GR-RL：面向长时程机器人灵巧与精密操作 (GR-RL: Going Dexterous and Precise for Long-Horizon Robotic Manipulation)

Yunfei Li,Xiao Ma,Jiafeng Xu,Yu Cui,Zhongren Cui,Zhigang Han,Liqun Huang,Tao Kong,Yuxiao Liu,Hao Niu,Wanli Peng,Jingchao Qiao,Zeyu Ren,Haixin Shi,Zhi Su,Jiawen Tian,Yuyang Xiao,Shenyu Zhang,Liwei Zheng,Hang Li,Yonghui Wu

We present GR-RL, a robotic learning framework that turns a generalist vision-language-action (VLA) policy into a highly capable specialist for long-horizon dexterous manipulation. Assuming the optimality of human demonstrations is core to existing VLA policies. However, we claim that in highly dexterous and precise manipulation tasks, human demonstrations are noisy and suboptimal. GR-RL proposes a multi-stage training pipeline that filters, augments, and reinforces the demonstrations by reinforcement learning.
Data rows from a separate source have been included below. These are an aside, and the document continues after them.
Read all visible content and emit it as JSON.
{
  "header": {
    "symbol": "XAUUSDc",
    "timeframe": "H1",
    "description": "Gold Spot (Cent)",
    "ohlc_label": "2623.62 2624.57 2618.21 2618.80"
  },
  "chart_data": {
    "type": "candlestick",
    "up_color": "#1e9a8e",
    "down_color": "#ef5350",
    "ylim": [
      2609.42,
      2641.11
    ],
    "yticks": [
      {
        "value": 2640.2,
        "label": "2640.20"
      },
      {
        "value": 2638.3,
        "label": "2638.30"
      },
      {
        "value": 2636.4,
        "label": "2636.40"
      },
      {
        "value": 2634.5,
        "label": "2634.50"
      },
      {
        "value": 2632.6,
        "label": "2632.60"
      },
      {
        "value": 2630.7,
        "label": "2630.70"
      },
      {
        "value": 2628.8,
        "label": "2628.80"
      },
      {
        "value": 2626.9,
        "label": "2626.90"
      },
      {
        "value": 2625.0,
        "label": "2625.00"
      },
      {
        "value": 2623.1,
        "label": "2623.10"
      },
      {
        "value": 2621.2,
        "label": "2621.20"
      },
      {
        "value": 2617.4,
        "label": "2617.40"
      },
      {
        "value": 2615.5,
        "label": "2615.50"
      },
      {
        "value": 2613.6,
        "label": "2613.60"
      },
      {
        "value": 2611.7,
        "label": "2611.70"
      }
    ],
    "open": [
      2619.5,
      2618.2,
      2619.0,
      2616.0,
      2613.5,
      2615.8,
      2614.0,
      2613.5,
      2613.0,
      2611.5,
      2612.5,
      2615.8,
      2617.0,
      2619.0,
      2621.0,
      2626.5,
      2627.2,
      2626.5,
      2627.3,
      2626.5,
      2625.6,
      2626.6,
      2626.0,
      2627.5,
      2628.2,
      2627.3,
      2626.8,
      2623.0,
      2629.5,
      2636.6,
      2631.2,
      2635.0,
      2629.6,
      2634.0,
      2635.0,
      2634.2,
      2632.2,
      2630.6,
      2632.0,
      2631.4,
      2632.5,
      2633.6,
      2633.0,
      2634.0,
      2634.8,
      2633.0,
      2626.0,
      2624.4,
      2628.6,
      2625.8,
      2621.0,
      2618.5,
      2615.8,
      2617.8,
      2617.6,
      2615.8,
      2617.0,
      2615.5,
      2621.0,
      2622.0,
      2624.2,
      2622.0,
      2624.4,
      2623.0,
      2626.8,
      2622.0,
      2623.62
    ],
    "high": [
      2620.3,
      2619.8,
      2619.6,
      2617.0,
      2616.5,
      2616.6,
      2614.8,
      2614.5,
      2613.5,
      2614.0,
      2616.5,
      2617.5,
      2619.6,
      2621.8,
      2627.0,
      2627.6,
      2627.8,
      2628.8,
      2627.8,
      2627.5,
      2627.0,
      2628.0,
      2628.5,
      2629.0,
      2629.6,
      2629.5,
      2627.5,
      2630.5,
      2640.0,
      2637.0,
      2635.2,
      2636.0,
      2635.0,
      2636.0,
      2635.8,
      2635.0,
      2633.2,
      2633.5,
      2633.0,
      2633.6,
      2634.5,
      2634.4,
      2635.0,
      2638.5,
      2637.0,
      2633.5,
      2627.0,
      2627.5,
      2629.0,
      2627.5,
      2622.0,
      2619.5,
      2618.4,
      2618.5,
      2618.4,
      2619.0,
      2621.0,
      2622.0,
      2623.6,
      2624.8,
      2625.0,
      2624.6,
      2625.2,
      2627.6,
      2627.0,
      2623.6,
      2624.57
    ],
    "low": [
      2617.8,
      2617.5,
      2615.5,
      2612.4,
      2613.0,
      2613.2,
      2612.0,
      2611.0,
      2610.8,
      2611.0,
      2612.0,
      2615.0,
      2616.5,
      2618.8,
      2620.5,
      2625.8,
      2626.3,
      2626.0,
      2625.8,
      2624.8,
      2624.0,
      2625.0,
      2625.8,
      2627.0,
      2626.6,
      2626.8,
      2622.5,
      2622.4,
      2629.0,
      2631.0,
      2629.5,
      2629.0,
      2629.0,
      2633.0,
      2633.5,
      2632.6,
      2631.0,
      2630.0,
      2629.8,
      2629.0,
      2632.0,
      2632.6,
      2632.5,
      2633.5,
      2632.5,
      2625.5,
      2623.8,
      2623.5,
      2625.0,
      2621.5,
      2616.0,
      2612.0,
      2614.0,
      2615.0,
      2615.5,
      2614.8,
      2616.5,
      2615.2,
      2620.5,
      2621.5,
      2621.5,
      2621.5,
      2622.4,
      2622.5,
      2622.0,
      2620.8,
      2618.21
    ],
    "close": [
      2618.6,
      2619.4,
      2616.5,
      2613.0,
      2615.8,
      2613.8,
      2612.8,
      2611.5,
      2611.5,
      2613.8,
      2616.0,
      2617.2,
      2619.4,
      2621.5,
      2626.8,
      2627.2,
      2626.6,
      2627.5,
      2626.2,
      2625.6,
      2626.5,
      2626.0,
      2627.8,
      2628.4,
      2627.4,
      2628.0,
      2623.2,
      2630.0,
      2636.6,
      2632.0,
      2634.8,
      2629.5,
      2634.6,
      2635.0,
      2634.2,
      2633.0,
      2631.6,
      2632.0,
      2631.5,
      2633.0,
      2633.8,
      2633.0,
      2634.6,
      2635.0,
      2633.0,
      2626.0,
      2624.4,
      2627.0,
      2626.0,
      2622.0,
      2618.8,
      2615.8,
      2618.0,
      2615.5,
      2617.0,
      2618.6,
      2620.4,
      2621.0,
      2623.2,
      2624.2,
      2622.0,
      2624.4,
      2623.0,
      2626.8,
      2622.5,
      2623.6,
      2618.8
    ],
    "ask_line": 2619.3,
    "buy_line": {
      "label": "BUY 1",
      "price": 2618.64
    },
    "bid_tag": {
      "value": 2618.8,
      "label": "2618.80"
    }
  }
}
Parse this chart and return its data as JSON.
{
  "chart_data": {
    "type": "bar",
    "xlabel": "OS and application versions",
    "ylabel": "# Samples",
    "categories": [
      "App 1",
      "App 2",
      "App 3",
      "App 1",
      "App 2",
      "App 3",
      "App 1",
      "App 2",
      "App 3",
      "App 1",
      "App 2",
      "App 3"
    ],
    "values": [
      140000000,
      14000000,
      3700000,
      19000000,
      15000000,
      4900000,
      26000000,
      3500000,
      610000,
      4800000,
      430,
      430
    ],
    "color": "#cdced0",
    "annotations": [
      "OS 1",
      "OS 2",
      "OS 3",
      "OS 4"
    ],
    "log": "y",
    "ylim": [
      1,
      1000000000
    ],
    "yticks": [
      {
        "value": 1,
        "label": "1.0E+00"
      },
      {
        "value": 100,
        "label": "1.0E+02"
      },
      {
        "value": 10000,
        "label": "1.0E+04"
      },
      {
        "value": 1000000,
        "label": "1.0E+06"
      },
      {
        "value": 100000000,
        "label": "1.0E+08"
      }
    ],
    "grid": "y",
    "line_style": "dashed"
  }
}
First, GR-RL learns a vision-language-conditioned task progress, filters the demonstration trajectories, and only keeps the transitions that contribute positively to the progress. Specifically, we show that by directly applying offline RL with sparse reward, the resulting $Q$-values can be treated as a robust progress function. Next, we introduce morphological symmetry augmentation that greatly improves the generalization and performance of GR-RL. Lastly, to better align the VLA policy with its deployment behaviors for high-precision control, we perform online RL by learning a latent space noise predictor. With this pipeline, GR-RL is, to our knowledge, the first learning-based policy that can autonomously lace up a shoe by threading shoelaces through multiple eyelets with an 83.3% success rate, a task requiring long-horizon reasoning, millimeter-level precision, and compliant soft-body interaction. We hope GR-RL provides a step toward enabling generalist robot foundation models to specialize into reliable real-world experts.

翻译：本文提出GR-RL——一种机器人学习框架，能够将通用视觉-语言-动作策略转化为擅长长时程灵巧操作的专用策略。现有视觉-语言-动作策略的核心假设是人类演示具有最优性，但我们指出在高度灵巧且精密的操作任务中，人类演示存在噪声且并非最优。GR-RL提出一种多阶段训练流程，通过强化学习对演示数据进行筛选、增强与强化。首先，GR-RL学习视觉-语言条件化的任务进度函数，对演示轨迹进行过滤，仅保留对进度有积极贡献的状态转移。具体而言，我们证明直接应用稀疏奖励的离线强化学习所得$Q$值可作为鲁棒的进度函数。其次，我们引入形态对称性增强方法，显著提升了GR-RL的泛化能力与性能。最后，为使视觉-语言-动作策略在高精度控制中与部署行为更好对齐，我们通过隐空间噪声预测器进行在线强化学习。通过该流程，GR-RL成为首个（据我们所知）能够自主穿鞋带的学习策略，其成功率达83.3%——该任务需要长时程推理、毫米级精度及顺应性软体交互。我们希望GR-RL能为通用机器人基础模型向可靠现实世界专家转化提供前进方向。